With the conscious intention to remain present and highly attuned to my children, and aware of how my upbringing and culture influence me, I simply wish to respond lovingly to my child’s feelings and needs, be mindful and accepting of what each moment brings, and not be too anxious to bounce or sing away my child’s every tear.

~ Tamara Parnay, The Netherlands


Thank you, Tamara, for your letter. API’s intention in publishing the article was to warn parents against advice regarding comforting baby’s cries that works against the parent-child bond. API agrees with you that comforting the crying should be focused on meeting the need of the child. If a baby is comforted by being held still, that would certainly be more responsive and sensitive than to try rocking or jiggling.

The caution is against refusing to soothe a child who could be soothed by noises, repetitive motion, etc. because this particular child would cry longer and harder without these soothing techniques and that this is supposed to be a good thing for the child.

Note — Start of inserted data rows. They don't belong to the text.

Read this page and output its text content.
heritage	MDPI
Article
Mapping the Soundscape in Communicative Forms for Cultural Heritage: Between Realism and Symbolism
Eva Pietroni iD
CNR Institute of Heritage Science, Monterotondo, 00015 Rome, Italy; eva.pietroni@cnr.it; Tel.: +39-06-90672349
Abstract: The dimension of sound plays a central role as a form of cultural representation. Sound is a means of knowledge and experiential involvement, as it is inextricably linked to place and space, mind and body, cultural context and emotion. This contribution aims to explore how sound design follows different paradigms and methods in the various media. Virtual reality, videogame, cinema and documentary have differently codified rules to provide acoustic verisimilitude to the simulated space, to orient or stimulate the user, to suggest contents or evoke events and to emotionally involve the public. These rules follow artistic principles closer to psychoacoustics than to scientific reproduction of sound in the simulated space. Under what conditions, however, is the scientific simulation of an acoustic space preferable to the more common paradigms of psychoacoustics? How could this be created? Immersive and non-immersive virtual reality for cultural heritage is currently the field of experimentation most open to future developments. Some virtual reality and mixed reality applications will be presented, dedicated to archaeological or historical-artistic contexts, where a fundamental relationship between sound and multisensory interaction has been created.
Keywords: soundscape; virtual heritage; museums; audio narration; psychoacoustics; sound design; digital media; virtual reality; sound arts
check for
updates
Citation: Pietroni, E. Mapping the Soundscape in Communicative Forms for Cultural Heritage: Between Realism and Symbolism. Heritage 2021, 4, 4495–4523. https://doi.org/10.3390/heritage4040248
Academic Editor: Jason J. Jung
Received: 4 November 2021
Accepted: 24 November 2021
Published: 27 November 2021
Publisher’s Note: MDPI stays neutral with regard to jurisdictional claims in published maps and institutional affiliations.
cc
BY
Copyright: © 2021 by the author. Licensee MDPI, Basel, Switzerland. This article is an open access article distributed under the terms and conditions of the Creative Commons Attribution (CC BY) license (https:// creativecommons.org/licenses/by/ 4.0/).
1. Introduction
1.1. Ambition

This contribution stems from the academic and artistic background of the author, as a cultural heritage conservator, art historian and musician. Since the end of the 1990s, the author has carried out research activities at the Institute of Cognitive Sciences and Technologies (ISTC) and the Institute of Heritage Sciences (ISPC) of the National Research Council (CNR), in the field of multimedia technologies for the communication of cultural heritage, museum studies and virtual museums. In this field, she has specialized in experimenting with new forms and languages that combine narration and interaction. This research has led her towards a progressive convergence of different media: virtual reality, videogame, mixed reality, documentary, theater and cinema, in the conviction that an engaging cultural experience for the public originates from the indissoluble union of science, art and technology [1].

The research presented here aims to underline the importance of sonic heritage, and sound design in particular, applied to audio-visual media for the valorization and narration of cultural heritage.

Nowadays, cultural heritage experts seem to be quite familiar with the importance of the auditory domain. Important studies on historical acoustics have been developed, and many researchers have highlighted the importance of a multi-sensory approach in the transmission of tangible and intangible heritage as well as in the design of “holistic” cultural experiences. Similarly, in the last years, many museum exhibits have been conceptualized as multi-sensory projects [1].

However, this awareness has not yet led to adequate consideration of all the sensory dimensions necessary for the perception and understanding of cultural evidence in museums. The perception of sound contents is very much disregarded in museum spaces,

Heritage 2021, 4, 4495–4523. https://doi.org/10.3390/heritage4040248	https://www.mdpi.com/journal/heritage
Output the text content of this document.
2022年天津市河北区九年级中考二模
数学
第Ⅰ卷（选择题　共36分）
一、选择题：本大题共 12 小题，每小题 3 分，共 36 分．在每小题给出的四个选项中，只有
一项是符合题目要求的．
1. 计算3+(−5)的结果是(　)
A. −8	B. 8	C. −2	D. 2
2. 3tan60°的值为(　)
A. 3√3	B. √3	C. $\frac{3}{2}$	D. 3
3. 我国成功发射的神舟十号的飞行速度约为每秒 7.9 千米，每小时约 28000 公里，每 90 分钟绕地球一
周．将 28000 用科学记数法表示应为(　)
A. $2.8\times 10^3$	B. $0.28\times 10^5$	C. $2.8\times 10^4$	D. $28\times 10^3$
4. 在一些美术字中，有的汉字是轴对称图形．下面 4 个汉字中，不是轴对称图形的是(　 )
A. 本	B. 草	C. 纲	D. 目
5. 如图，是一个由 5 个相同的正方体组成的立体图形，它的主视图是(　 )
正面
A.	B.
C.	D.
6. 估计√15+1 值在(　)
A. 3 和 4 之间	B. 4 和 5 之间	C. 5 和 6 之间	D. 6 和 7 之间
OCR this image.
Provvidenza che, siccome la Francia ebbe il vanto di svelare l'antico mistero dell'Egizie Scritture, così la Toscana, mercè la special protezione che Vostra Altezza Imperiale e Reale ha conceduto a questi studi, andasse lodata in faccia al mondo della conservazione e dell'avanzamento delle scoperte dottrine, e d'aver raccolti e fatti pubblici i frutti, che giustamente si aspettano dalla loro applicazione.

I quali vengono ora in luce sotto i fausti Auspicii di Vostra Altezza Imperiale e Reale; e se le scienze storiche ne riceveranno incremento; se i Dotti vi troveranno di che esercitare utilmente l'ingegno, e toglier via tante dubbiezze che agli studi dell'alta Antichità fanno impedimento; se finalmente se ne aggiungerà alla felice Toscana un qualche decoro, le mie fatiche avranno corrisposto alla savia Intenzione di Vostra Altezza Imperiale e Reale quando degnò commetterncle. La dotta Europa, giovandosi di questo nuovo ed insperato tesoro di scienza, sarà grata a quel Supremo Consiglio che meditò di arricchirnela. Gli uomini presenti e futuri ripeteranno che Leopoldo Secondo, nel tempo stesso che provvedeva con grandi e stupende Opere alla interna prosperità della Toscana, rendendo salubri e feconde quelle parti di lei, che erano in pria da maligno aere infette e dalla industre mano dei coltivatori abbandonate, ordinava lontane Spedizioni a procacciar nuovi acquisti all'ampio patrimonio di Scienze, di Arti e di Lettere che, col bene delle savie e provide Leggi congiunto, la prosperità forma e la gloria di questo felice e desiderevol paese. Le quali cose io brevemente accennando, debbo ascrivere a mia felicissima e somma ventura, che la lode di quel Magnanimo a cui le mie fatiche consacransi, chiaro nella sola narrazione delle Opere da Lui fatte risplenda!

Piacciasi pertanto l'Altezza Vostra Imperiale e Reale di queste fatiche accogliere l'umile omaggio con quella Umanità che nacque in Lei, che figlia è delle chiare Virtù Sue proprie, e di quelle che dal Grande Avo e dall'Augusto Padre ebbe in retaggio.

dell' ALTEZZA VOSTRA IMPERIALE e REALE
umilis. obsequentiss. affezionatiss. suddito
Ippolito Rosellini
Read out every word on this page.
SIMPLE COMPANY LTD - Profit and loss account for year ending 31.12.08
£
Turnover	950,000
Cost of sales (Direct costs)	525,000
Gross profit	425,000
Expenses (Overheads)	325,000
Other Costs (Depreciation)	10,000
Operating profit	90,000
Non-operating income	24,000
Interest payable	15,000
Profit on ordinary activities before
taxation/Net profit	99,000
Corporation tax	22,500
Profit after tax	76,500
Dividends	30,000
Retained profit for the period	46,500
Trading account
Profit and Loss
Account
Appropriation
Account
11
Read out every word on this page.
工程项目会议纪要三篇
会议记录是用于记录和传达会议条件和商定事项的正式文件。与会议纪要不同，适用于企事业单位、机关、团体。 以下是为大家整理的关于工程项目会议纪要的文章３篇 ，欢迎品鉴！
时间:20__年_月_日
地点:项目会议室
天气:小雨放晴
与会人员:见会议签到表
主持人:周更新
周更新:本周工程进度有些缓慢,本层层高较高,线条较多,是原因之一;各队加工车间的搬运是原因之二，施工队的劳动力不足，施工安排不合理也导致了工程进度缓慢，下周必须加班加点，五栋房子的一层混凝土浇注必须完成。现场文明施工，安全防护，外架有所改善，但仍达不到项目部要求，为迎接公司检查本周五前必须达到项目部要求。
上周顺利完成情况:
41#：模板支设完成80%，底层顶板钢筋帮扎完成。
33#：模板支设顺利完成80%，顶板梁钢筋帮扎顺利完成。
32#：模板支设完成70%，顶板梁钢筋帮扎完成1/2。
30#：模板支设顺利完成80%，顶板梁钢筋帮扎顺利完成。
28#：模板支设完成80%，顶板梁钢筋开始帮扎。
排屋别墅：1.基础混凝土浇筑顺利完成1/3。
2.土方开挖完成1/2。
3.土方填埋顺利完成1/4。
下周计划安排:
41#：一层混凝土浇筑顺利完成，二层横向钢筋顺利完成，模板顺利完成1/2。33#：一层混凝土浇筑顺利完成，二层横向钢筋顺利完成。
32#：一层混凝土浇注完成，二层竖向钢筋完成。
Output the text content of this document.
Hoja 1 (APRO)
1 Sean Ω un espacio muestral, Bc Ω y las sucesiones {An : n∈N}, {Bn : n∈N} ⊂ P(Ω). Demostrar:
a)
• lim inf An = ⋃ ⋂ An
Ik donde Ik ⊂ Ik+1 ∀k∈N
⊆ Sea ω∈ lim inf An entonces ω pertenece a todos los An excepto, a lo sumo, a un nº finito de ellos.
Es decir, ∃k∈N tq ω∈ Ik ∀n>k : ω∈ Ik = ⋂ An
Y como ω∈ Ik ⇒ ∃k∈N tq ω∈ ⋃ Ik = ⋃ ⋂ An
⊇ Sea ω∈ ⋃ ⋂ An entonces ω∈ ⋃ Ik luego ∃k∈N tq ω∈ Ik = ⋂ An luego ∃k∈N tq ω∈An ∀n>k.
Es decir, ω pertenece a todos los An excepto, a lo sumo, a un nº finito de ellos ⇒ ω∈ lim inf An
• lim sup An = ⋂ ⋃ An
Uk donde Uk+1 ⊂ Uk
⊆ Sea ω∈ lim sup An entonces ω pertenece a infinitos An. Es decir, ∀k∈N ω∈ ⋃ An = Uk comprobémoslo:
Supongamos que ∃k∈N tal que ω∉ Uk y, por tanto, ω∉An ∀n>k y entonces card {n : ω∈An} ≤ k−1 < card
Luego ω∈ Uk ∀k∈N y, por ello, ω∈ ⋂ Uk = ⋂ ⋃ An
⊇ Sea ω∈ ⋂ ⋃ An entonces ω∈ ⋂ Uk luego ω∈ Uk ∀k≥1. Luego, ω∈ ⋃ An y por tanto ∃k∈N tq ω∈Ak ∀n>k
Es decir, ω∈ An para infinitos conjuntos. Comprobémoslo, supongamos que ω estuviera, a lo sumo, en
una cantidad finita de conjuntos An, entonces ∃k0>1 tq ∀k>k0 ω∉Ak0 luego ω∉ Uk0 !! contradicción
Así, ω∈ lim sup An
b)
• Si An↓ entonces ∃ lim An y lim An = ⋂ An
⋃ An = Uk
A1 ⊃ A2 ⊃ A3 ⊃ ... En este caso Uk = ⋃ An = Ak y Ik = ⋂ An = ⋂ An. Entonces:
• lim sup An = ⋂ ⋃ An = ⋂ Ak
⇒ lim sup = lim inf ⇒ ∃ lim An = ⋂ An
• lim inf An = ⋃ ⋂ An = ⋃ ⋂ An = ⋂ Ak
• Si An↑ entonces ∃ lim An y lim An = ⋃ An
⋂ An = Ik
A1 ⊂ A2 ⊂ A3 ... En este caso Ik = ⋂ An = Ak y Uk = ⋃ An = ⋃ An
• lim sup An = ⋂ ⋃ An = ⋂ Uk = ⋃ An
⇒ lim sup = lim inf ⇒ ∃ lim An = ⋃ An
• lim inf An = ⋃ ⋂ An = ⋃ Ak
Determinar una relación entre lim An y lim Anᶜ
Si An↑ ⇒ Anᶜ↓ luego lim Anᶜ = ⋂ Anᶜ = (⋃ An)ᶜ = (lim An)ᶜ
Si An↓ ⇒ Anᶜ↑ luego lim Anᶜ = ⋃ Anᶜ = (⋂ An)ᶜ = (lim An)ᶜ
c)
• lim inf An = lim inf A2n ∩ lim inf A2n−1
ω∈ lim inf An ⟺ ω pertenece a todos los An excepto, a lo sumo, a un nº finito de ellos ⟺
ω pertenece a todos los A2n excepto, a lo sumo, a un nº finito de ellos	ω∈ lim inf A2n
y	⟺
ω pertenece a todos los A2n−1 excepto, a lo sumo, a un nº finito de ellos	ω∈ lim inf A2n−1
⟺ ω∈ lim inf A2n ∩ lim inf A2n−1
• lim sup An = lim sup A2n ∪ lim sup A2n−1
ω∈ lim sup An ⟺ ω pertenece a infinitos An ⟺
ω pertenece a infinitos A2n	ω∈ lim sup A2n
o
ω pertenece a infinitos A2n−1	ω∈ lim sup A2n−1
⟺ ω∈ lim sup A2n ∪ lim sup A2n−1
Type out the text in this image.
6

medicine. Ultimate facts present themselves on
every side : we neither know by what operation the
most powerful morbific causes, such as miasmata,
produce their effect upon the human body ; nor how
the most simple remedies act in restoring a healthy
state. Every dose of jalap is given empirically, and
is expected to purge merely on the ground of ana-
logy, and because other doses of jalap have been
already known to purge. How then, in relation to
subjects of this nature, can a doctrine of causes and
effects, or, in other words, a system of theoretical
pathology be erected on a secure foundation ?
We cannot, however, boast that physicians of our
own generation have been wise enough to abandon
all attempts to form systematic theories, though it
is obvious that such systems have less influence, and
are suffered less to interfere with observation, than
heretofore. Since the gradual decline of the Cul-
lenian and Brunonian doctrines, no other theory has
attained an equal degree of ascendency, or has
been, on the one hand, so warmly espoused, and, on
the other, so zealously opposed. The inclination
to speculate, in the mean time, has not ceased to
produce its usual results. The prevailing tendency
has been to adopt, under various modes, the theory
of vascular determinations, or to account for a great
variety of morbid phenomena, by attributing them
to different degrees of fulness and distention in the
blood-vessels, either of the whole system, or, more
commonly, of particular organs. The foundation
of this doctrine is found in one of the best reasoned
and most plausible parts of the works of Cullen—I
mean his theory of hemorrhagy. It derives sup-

API does not agree with this stance on encouraging crying.

There is a difference between soothing during an emotional outpouring and trying to stifle the crying. A parent can encourage a complete release of emotion while also comforting and soothing, and if the child prefers not to be soothed, then this is the better choice for the parents to make in order to respond sensitively.

Lastly, as you pointed out, it is important that the parent stays calm while soothing and comforting, even when unable to determine the cause of the crying. The important point is that the parent continues to seek ways to soothe the child, rather than giving up.

Thanks again for your letter, as it helps API to clarify our stance and helps to answer similar questions from other AP parents.